ケフェウス座(Cepheus)は、現代の88星座の1つで、プトレマイオスの48星座の1つ。

古代ギリシアの伝承に登場するエチオピアの王ケフェウスが題材になっています。

地球の歳差運動により、γ星エライ(写真一番上の星、星座絵では左足の星)、
α星アルデラミン(写真四辺形下角の星、星座絵右肩の星)は
今後数千年の間に順に北極星になるとされています。
この星座の題材とされたケフェウスは、古代ギリシアの伝承に登場するエチオピアの王。
カシオペアの夫で アンドロメダの父です。
ケフェウス自身を中心とする話は伝えられていないようですが、
妻であるカシオペア王妃が

「わが娘アンドロメダの美しさは、海の精霊ネレイデスたちをも凌ぐ」と豪語したことで、

海神ポセイドンの怒りを買うことに。
ポセイドンは海の怪物を送り込み、国中を荒らし尽くしました。

怪物ティアマトに国を荒らされ困り果てたケフェウス王は”神託”を受けることになり

災いを止めるにはアンドロメダ姫を生贄として捧げなければならないと告げられます。

『天文詩』には、「娘のアンドロメダを生贄に差し出したが、
そのアンドロメダがペルセウスに助けられたおかげで、

アテーナの意志によりケフェウスは星座の1つとなった」と記されています。
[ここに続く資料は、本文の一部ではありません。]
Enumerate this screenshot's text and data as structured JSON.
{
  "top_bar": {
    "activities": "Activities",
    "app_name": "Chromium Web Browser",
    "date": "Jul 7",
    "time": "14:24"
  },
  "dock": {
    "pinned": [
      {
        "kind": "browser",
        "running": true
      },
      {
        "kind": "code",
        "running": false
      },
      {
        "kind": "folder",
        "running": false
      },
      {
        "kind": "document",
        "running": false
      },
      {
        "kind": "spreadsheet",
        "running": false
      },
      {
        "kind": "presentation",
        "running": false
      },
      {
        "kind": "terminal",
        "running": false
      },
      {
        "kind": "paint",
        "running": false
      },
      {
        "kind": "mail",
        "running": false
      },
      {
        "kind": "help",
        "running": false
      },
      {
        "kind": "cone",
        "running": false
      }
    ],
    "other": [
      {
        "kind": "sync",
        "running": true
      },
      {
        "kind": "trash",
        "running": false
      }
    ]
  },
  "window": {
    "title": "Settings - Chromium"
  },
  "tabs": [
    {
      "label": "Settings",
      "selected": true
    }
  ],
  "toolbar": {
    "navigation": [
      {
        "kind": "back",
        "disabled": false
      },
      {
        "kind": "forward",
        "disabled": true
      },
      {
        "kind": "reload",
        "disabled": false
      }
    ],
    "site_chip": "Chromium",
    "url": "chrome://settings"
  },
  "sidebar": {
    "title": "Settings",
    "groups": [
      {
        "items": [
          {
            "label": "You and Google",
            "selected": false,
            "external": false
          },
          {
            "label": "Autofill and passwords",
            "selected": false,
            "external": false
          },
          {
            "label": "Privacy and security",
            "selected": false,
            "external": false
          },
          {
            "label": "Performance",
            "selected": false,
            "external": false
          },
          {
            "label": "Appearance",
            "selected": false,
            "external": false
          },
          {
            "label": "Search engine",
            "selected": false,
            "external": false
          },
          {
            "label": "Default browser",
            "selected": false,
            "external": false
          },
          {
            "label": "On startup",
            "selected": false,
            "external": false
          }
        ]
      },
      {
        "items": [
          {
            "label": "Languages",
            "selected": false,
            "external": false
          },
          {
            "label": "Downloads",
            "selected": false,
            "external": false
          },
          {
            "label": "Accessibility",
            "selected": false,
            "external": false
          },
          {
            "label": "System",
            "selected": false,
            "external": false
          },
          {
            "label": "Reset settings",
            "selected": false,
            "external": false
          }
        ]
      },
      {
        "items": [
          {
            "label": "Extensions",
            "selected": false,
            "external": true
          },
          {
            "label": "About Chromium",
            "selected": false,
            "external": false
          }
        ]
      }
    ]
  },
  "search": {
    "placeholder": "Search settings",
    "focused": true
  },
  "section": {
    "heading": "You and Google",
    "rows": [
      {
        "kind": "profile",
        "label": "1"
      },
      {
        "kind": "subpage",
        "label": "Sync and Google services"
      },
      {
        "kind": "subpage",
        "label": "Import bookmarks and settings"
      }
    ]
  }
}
が、
問題は、救出後のお話です。
この救出の際、「アンドロメダ姫を救うのでお嫁さんにしたい」という
ペルセウスの申し出を、ケフェウス王は承諾。

ペルセウスは、見事にアンドロメダを救い出すのですが、
実は、アンドロメダには正式な婚約者がいたのです。
しかし、怪物を倒した英雄との約束を無視することはできない。
ややあって、ケフェウス王は「婚約者」と結託して、
あろうことか、英雄ペルセウスの暗殺を企て、
エチオピア兵を率いてペルセウスを殺害しようとしたというのですから驚きです。
この裏切りを許せなかったペルセウスは、メドゥーサの頭をかざし、

ケフェウス王を石にしてしまった、というお話も伝わっているようです。
嗚呼、ケフェウス王って一体・・・。
とにかく、アテーナが好意にしているペルセウスを暗殺しようとしたケフェウスを
星座にしてくれたアテーナの心の広さには驚かされるばかりです。
アンドロメダのたっての願いだったのかも・・・などと、あれこれ
自分なりにも考えながら見上げていると、いよいよ星座にも興味がわいてきます。
殊、カシオペア王妃の発言だけを捉えれば、「口は災いの元」という教訓ですが、
ギリシャ神話では、アンドロメダはじめ「美しさ」故の悲劇が少なくないようです。
怪物「メドゥーサ」も、元はと言えば
女神アテーナの それはそれは美しい侍女でしたが、その美しさが災いに・・・。
そのお話は、また次回以降。
さて、この3日にはスターパーティが開かれました。
が、またまた曇りに・・・。

今回も、ロビーで星のお話をお楽しみ頂きました。
月のお話・・・

銀河のこと、

流星のこと。

星座体操に、

138億光年の宇宙の果てへの旅。
そして、今やグラム25,000円前後という高値がついている貴金属

”金”のなりたちと宇宙の関係、

などなど、クイズあり、笑いありの、分かり易い星のお話に
45名のお客様が耳を傾け、お楽しみただきました。
さて、7 日予定のスターパーティは、

大雨予報でスタッフの参集も危険を伴うため
6 日付で急遽中止が決まりました。何卒ご了承くださいませ。